Stress, trauma, and nutrition are often treated like separate issues but what if they're all part of the same conversation?
In this episode of Adulting with ADHD, Sarah sits down with licensed nutritionist and author Meg Bowman to explore how the nervous system and nutrition are deeply connected, especially for adults with ADHD. Meg shares how her own Crohn's diagnosis led her into the world of mental health nutrition, and why supporting the nervous system is just as important as choosing the "right" foods.
Together, they unpack how stress and trauma shape the body's relationship with food, why consistency can feel extra hard with ADHD, and how nutrition can become a source of safety rather than another area of pressure or shame.

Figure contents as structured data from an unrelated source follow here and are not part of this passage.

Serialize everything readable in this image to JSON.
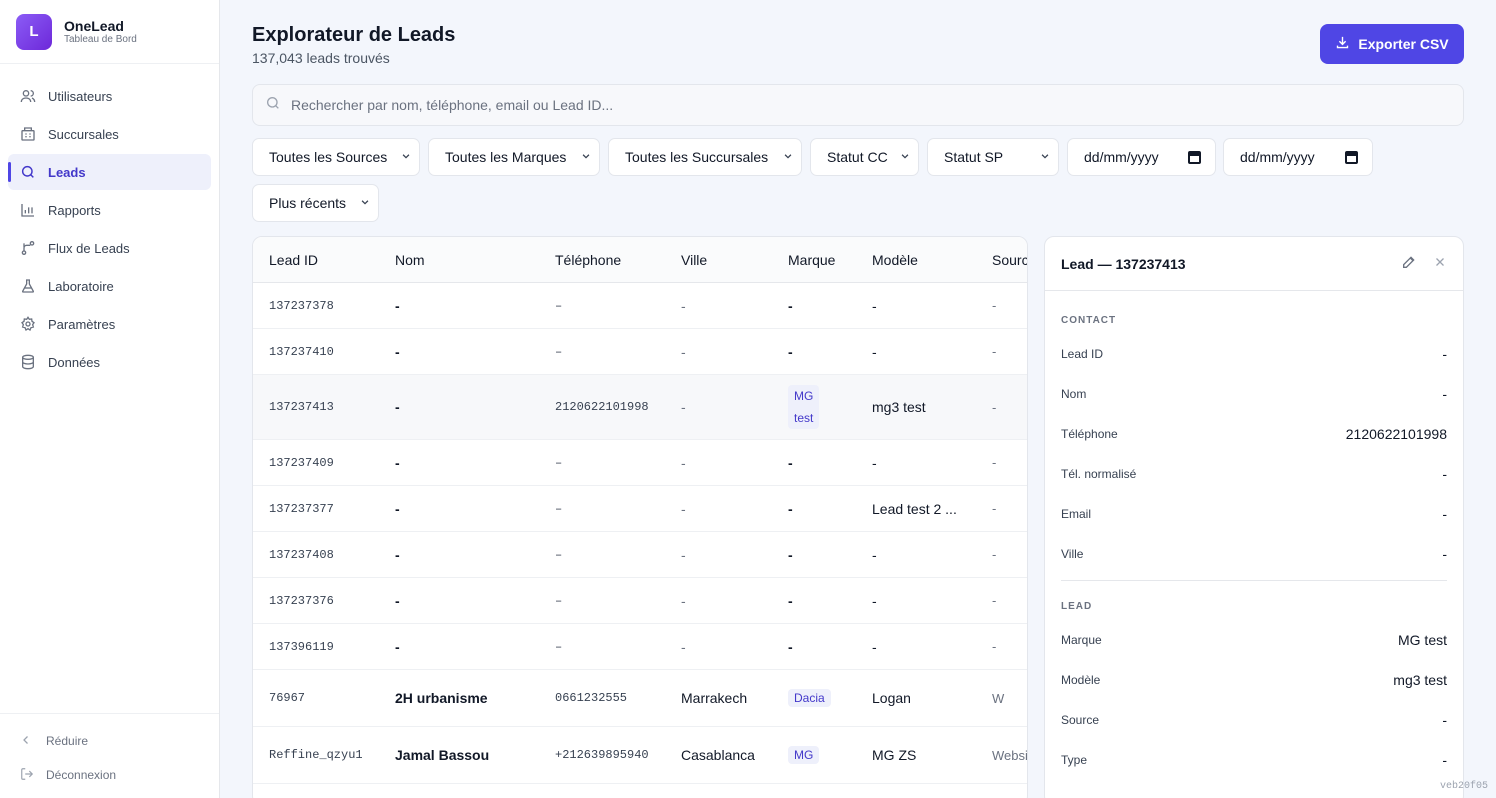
{
  "brand": {
    "initial": "L",
    "name": "OneLead",
    "subtitle": "Tableau de Bord"
  },
  "nav": [
    {
      "label": "Utilisateurs",
      "icon": "users-icon"
    },
    {
      "label": "Succursales",
      "icon": "building-icon"
    },
    {
      "label": "Leads",
      "icon": "search-icon",
      "active": true
    },
    {
      "label": "Rapports",
      "icon": "bar-chart-icon"
    },
    {
      "label": "Flux de Leads",
      "icon": "workflow-icon"
    },
    {
      "label": "Laboratoire",
      "icon": "flask-icon"
    },
    {
      "label": "Paramètres",
      "icon": "gear-icon"
    },
    {
      "label": "Données",
      "icon": "database-icon"
    }
  ],
  "footer": {
    "collapse": "Réduire",
    "logout": "Déconnexion"
  },
  "header": {
    "title": "Explorateur de Leads",
    "subtitle": "137,043 leads trouvés",
    "export_label": "Exporter CSV"
  },
  "search": {
    "placeholder": "Rechercher par nom, téléphone, email ou Lead ID..."
  },
  "filters": {
    "source": "Toutes les Sources",
    "brand": "Toutes les Marques",
    "branch": "Toutes les Succursales",
    "status_cc": "Statut CC",
    "status_sp": "Statut SP",
    "date_from": "dd/mm/yyyy",
    "date_to": "dd/mm/yyyy",
    "sort": "Plus récents"
  },
  "table": {
    "headers": [
      "Lead ID",
      "Nom",
      "Téléphone",
      "Ville",
      "Marque",
      "Modèle",
      "Source"
    ],
    "rows": [
      {
        "id": "137237378",
        "name": "-",
        "phone": "–",
        "city": "-",
        "brand": "-",
        "model": "-",
        "source": "-"
      },
      {
        "id": "137237410",
        "name": "-",
        "phone": "–",
        "city": "-",
        "brand": "-",
        "model": "-",
        "source": "-"
      },
      {
        "id": "137237413",
        "name": "-",
        "phone": "2120622101998",
        "city": "-",
        "brand_badge_1": "MG",
        "brand_badge_2": "test",
        "model": "mg3 test",
        "source": "-"
      },
      {
        "id": "137237409",
        "name": "-",
        "phone": "–",
        "city": "-",
        "brand": "-",
        "model": "-",
        "source": "-"
      },
      {
        "id": "137237377",
        "name": "-",
        "phone": "–",
        "city": "-",
        "brand": "-",
        "model": "Lead test 2 ...",
        "source": "-"
      },
      {
        "id": "137237408",
        "name": "-",
        "phone": "–",
        "city": "-",
        "brand": "-",
        "model": "-",
        "source": "-"
      },
      {
        "id": "137237376",
        "name": "-",
        "phone": "–",
        "city": "-",
        "brand": "-",
        "model": "-",
        "source": "-"
      },
      {
        "id": "137396119",
        "name": "-",
        "phone": "–",
        "city": "-",
        "brand": "-",
        "model": "-",
        "source": "-"
      },
      {
        "id": "76967",
        "name": "2H urbanisme",
        "phone": "0661232555",
        "city": "Marrakech",
        "brand_badge": "Dacia",
        "model": "Logan",
        "source": "W"
      },
      {
        "id": "Reffine_qzyu1",
        "name": "Jamal Bassou",
        "phone": "+212639895940",
        "city": "Casablanca",
        "brand_badge": "MG",
        "model": "MG ZS",
        "source": "Websit"
      }
    ]
  },
  "panel": {
    "title": "Lead — 137237413",
    "contact_label": "CONTACT",
    "contact": [
      {
        "k": "Lead ID",
        "v": "-"
      },
      {
        "k": "Nom",
        "v": "-"
      },
      {
        "k": "Téléphone",
        "v": "2120622101998"
      },
      {
        "k": "Tél. normalisé",
        "v": "-"
      },
      {
        "k": "Email",
        "v": "-"
      },
      {
        "k": "Ville",
        "v": "-"
      }
    ],
    "lead_label": "LEAD",
    "lead": [
      {
        "k": "Marque",
        "v": "MG test"
      },
      {
        "k": "Modèle",
        "v": "mg3 test"
      },
      {
        "k": "Source",
        "v": "-"
      },
      {
        "k": "Type",
        "v": "-"
      }
    ]
  },
  "version": "veb20f05",
  "colors": {
    "accent": "#4f46e5",
    "badge_bg": "#eef0fb"
  }
}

This conversation offers a compassionate reframe: instead of asking "What should I be eating?", we can start asking "What helps my body feel safe enough to eat?"
How the nervous system and digestion influence each other
Why fear, stress, and trauma can shut down hunger cues
What polyvagal theory has to do with food and regulation
Why traditional nutrition advice often doesn't work for ADHD brains
How visibility, simplicity, and support can make eating easier
The idea of "taking care of future you" with low-effort planning
How community and shared executive function can reduce decision fatigue
Meg also shares insights from her book, This Is Your Body on Trauma, including:
How trauma shows up in the body as inflammation
Why chronic stress is linked to long-term health conditions
A framework for understanding food, gut health, stress, and mental health together
How to build a personal nutrition toolkit that feels supportive instead of restrictive
If food feels complicated, overwhelming, or emotionally loaded, this episode offers a gentler way forward, one that centers safety, nervous system regulation, and self-compassion instead of perfection.